Emotional loyalty will matter just as much. The most effective strategies will be the ones that build connection. Gamification, badges and challenges help with this, as does the rise of community features such as point pooling or family accounts. Experiential rewards also have a huge amount of untapped potential, whether that’s behind-the-scenes visits, event access or brand-aligned opportunities that competitors can’t replicate.

Value taking on a new meaning

Value perception in 2026 will hinge on immediacy, ease and relevance. Customers will continue to join for money-saving benefits and free services such as shipping, but they will judge value by how smoothly a programme fits into their lives and how personal the interactions feel.

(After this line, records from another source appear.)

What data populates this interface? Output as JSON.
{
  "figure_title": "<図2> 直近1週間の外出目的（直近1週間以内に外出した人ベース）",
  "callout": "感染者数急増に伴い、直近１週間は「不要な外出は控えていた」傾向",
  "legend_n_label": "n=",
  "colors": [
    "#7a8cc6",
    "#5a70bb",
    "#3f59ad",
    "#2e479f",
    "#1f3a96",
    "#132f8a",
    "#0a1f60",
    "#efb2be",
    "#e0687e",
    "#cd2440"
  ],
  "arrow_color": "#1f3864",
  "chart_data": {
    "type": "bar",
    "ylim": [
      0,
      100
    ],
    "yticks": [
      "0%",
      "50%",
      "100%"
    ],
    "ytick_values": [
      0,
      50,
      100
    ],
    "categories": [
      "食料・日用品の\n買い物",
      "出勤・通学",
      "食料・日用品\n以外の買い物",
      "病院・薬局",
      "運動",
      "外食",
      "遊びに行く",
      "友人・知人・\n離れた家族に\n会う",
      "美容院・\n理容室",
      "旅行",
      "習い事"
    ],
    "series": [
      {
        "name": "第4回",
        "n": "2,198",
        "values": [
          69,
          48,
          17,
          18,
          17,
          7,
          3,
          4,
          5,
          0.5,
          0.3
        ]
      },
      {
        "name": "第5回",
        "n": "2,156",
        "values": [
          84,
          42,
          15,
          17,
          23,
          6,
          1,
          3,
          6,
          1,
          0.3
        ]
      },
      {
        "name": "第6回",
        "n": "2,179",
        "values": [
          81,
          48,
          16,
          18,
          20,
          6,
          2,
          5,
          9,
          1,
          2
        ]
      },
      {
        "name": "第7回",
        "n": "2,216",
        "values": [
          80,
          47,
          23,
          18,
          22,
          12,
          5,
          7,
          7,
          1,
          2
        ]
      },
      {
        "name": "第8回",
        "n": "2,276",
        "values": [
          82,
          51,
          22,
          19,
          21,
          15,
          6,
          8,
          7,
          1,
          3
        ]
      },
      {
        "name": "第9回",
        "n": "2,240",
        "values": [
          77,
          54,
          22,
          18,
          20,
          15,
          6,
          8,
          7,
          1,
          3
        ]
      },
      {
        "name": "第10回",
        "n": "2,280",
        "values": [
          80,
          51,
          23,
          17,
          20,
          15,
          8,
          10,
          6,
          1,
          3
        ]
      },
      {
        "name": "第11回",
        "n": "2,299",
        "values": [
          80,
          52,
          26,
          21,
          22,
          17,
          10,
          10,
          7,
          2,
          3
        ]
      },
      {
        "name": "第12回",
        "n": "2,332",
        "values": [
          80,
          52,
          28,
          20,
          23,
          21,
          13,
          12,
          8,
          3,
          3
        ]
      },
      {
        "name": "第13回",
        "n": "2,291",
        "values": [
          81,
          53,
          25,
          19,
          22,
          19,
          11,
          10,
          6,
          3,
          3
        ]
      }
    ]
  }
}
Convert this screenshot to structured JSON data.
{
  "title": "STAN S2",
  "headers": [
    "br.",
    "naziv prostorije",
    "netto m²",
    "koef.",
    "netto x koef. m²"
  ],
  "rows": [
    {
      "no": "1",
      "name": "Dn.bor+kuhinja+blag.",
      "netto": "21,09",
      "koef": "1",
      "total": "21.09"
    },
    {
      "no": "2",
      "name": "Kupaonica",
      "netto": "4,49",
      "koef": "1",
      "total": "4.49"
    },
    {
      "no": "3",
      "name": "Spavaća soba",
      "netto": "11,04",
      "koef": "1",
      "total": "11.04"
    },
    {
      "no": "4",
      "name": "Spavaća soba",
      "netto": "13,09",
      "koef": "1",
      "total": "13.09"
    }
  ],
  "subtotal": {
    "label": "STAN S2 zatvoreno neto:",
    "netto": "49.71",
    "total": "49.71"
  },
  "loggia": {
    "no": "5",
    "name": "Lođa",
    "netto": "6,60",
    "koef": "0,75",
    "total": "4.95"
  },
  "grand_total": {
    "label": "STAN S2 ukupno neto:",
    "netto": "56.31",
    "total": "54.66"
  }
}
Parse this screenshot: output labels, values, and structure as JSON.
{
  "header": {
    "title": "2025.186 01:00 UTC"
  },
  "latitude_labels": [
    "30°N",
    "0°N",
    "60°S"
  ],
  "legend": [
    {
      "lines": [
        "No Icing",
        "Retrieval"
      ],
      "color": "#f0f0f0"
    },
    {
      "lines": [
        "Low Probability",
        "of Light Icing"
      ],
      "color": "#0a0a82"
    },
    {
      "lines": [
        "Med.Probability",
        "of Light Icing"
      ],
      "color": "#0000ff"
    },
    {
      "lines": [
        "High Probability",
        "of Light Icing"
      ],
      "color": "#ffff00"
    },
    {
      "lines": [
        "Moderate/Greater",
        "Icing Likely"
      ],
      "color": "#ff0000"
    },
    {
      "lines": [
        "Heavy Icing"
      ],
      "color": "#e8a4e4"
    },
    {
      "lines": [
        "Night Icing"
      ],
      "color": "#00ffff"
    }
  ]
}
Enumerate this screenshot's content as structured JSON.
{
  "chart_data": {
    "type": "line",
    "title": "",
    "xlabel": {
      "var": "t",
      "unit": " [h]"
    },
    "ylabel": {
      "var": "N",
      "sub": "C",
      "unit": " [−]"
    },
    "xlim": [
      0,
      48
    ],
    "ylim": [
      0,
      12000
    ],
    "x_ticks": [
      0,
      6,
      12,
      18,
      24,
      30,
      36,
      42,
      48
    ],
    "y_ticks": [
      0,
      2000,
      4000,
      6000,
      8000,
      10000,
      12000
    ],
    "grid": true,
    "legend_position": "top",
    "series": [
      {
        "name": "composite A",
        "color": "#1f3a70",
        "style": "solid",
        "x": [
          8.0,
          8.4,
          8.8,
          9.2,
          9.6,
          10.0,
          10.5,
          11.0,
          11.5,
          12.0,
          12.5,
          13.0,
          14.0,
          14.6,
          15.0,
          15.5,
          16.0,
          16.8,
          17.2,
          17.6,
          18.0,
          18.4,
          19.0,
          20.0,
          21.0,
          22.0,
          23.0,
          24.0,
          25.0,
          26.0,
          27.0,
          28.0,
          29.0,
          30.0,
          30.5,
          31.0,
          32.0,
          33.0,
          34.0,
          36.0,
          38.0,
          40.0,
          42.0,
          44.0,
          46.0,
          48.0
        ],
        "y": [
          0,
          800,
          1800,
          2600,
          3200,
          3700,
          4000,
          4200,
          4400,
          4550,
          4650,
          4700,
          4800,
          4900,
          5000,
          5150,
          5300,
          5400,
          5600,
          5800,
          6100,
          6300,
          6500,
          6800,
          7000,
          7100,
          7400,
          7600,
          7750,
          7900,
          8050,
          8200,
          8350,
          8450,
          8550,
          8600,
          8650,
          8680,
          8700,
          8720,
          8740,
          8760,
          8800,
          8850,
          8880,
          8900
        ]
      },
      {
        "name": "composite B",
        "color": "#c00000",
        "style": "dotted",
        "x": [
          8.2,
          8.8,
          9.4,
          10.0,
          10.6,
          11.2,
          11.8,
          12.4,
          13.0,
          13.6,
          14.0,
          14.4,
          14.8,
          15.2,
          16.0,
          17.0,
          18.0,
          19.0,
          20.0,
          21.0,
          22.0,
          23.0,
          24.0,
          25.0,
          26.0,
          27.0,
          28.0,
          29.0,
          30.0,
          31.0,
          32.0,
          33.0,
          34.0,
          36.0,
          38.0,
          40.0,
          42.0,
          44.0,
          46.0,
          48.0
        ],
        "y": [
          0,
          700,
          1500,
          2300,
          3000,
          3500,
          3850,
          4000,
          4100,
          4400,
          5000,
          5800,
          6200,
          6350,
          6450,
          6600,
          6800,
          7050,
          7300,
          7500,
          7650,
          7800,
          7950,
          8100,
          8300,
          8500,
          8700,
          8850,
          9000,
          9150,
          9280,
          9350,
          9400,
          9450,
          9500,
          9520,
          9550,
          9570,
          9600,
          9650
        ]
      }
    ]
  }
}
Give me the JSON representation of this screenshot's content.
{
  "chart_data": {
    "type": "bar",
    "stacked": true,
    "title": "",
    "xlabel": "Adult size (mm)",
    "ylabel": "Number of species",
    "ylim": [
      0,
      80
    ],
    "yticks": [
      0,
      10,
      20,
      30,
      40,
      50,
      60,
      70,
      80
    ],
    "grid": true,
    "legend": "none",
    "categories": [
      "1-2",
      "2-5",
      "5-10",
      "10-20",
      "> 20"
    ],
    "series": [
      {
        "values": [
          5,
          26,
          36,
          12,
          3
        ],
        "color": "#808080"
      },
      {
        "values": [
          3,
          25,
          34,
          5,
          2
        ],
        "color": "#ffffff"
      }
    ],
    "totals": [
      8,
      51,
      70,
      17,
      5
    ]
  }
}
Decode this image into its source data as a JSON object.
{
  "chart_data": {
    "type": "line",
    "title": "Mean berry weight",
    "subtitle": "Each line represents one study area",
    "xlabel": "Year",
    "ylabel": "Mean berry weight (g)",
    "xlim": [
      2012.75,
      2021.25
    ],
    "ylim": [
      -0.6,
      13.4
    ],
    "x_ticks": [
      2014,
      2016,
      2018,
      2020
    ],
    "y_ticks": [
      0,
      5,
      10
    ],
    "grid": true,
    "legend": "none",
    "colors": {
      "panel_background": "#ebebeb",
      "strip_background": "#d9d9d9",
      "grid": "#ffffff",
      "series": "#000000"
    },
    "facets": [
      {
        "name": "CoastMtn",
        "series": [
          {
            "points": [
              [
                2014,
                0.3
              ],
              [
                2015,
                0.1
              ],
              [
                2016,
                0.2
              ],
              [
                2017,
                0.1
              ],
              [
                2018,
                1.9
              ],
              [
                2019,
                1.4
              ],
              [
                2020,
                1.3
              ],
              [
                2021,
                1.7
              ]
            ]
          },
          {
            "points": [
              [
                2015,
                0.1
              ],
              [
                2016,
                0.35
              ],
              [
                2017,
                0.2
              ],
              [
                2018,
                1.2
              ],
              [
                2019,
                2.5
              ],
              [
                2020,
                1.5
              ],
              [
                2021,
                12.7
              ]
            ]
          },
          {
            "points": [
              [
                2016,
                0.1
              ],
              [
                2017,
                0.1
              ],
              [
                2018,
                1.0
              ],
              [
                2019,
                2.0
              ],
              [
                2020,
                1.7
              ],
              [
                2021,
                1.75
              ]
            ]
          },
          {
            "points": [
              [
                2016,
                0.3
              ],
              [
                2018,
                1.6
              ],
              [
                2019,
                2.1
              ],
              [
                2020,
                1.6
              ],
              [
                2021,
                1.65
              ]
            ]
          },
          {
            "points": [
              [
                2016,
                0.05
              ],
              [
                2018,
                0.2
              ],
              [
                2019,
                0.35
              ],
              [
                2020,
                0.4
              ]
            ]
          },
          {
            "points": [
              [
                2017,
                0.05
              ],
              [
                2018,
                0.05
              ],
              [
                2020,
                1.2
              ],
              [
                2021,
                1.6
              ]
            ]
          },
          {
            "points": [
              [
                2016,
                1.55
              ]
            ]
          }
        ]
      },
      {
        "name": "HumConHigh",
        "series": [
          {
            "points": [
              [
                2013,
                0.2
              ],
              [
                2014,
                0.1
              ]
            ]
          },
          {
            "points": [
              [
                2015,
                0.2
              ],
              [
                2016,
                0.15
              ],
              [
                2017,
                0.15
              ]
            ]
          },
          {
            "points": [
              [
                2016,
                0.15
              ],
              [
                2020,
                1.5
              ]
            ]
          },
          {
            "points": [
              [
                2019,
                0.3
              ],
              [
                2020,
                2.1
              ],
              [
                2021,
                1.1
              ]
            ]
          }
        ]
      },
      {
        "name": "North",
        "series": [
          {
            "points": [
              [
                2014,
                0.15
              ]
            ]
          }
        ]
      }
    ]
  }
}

Looking ahead, the bolder predictions feel entirely plausible. Loyalty could become a universal layer across retail, with new forms of coalition programmes that stretch beyond the Nectar model and feel more like a streaming platform for rewards. Technology and human interaction will intertwine, with AI helping retailers become more accurate, more predictive and ultimately more personal. For any retailer planning now, the advice is simple. Keep evolving. Refresh rewards and themes, strengthen data foundations and don’t be afraid to let AI do the heavy lifting so imagination has room to grow.